Die Behandlung mit diesen Verbindungen verringerte die Lebensfähigkeit der Krebszellen und förderte dessen Selbstmordprogramm, die sogenannte Apoptose. Wobei das Hamamelitannin das effizienteste war und auch das normale Zellwachstum nicht hemmte.

Weiters stellte sich in einem Versuch mit einem hydroalkoholischen Extrakt aus Hamamelisrinde (mit Hamamelis virginiana) heraus, dass die Inhaltsstoffe der Hamamelisrinde auch Herpes-simplex-Virus Typ 1 erfolgreich bekämpfen können.
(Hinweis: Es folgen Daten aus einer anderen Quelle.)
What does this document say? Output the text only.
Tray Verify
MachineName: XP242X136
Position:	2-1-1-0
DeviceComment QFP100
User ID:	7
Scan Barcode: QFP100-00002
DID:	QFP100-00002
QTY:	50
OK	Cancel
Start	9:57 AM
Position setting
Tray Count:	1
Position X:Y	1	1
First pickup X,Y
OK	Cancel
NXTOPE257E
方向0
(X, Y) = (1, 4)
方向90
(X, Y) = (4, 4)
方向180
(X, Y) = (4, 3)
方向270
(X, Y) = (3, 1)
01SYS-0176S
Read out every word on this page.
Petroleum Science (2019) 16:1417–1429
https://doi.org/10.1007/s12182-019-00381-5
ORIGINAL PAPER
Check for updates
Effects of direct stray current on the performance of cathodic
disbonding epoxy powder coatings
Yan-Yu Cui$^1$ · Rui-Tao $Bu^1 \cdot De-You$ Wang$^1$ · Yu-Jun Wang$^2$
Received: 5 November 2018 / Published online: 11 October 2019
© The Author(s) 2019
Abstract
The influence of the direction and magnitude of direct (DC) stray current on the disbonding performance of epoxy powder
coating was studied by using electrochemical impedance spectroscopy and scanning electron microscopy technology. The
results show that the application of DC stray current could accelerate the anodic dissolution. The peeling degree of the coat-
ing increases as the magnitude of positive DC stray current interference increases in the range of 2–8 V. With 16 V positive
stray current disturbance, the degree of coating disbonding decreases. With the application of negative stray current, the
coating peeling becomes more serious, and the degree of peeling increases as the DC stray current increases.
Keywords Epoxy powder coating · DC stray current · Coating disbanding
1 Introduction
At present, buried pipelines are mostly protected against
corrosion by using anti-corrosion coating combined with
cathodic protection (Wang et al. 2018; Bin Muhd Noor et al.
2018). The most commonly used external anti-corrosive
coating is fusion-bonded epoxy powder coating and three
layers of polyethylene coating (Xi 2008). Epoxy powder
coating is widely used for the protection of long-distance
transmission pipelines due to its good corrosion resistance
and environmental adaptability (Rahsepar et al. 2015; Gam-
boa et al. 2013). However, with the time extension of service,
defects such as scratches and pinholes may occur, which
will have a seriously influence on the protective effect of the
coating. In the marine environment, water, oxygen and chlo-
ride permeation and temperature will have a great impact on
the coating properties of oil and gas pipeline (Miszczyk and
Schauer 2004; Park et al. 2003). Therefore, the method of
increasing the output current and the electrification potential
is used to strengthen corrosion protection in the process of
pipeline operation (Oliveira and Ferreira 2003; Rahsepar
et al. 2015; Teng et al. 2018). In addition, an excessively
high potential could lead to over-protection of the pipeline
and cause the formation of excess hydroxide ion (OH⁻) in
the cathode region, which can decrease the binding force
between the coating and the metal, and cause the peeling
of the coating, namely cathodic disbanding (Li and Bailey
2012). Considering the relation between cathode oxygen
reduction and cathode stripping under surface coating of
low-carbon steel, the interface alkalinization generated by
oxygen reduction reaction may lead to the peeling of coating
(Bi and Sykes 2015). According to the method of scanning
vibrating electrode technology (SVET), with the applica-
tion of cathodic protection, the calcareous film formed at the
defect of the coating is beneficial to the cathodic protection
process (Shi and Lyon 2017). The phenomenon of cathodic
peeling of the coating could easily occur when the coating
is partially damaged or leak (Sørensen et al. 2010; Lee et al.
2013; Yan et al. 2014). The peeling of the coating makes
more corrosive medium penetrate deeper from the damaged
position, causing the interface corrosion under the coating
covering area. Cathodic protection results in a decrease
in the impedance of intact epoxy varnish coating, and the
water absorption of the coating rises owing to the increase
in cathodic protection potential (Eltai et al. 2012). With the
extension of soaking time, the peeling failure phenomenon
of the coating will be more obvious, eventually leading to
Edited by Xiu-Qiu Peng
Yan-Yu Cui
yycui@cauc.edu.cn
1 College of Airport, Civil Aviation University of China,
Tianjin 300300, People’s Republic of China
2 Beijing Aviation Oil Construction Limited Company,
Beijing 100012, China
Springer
Außerdem zeigten sich Eigenschaften als Radikalfänger und starke entzündungshemmende (antiphlogistische) Wirkungen. Dafür verantwortlich zeigten sich vor allem das Hamamelitannin, das Catechin und weitere nicht identifizierte Bestandteile.


Literatur:

Sánchez-Tena S, Fernández-Cachón ML, Carreras A, Mateos-Martín ML, Costoya N, Moyer MP, Nuñez MJ, Torres JL, Cascante M. Hamamelitannin from witch hazel (Hamamelis virginiana) displays specific cytotoxic activity against colon cancer cells. Nat Prod. 2012 Jan 27;75(1):26-33.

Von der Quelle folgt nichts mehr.